Aus dieser Erfahrung heraus und um betroffenen Müttern und Kindern effektiver helfen zu können, initiieren „Frauen helfen Frauen” und der Kinderschutzbund Aachen jetzt das gemeinsame Projekt „Hilfe für Frauen und Kinder nach häuslicher Gewalterfahrung”.

Große Angst bei Kindern

Schon Ende Februar soll in einer Frauengruppe mit mindestens acht Müttern einmal wöchentlich das Erlebte thematisiert werden, ihnen Möglichkeiten der gewaltfreien Konfliktlösung vermittelt und weiterer Hilfebedarf abgeklärt werden. Nicht zuletzt möchte man über die Situation der Kinder sprechen und herausfinden, ob diese ebenfalls Gesprächs- und Therapiebedarf haben.

„Häusliche Gewalt macht Kindern große Angst. Sie fühlen sich oft schuldig, weil sie ja beide Elternteile lieben”, schildert Dagmar Mingers vom Kinderschutzbund Aachen die Motivation, neben den betroffenen Frauen auch deren Kindern im Rahmen des neuen Projekts Hilfestellungen anzubieten. „Kinder erleben Gewalt in ihrem Zuhause als Konfliktlösung”, sagt Mingers.

Und das mit fatalen Konsequenzen: In 30 der von der Polizei gemeldeten Gewaltvorfälle im letzten Jahr waren es Kinder, die ihre Mütter gewaltsam attackierten. „Wir wollen auch diesen Erfahrungshorizont von Kindern möglichst frühzeitig begrenzen, indem wir ihnen gewaltfreie Konfliktlösungsstrategien mit auf den Weg geben”.

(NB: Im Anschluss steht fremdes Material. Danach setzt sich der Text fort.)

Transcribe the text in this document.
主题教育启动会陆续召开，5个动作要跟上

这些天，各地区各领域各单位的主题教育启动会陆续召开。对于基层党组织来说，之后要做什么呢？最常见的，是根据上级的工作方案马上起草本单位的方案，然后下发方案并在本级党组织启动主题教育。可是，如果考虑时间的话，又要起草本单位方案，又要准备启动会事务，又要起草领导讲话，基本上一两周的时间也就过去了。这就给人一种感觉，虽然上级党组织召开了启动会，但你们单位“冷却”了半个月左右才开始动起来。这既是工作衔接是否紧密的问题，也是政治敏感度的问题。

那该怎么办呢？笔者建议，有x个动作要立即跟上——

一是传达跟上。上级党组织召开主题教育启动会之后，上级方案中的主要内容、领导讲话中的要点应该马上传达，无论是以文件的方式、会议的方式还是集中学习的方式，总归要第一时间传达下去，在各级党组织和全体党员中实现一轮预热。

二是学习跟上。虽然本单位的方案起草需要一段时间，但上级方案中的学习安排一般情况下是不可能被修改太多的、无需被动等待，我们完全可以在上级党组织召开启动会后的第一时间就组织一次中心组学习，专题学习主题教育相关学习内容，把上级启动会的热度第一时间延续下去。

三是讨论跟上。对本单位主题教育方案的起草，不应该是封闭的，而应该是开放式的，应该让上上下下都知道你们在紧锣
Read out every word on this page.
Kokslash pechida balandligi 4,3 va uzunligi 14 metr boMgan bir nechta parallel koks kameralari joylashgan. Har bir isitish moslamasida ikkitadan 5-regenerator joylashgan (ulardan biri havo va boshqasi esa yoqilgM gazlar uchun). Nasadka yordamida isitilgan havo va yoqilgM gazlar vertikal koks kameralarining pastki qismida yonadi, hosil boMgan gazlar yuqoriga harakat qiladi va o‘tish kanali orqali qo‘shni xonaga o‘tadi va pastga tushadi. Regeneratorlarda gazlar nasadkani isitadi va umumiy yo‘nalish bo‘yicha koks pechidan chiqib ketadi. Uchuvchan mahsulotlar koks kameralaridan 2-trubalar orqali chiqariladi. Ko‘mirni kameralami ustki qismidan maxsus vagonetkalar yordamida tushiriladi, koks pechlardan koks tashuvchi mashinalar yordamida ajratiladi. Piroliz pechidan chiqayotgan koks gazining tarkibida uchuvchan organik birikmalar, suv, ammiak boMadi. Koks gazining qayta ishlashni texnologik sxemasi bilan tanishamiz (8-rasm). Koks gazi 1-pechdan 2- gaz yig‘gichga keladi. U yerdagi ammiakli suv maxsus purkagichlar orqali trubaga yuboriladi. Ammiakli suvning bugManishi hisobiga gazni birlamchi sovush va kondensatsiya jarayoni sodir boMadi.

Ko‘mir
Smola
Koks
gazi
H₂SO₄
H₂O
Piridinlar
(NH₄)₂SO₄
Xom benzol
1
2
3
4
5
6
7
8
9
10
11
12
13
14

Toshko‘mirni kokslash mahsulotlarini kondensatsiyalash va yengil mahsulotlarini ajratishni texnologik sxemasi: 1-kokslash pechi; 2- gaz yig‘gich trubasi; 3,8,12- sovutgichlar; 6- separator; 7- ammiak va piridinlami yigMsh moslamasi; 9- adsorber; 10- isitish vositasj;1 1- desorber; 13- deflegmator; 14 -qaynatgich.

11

Die wöchentlichen Treffen der Mütter im neuen Projekt sollen in den Räumen des Kinderschutzbundes Aachen stattfinden. Hier gibt es dann auch bei Bedarf separate Gesprächsrunden mit betroffenen Kindern. Beide Institutionen haben die finanziellen Mittel für das neue und erste gemeinsame Projekt durch Spenden realisieren können - noch in weiter Ferne hoffen sie, ähnliche Projekte durch städtische oder Landesmittel anbieten zu können.

„Zunächst hoffen wir, zwei Müttergruppen aufstellen zu können, die sich jeweils bis zu 15 Mal treffen werden, um konkrete Lösungsansätze beim Aufarbeiten von häuslicher Gewalt zu entwickeln”, erklärt Andrea Weyer, Geschäftsführerin des Kinderschutzbundes Aachen. Hier soll es auch Informationen für Eltern über die Auswirkungen der miterlebten Gewalt auf ihre Kinder geben sowie Beratungen über eventuelle Auffälligkeiten im Verhalten der Kinder.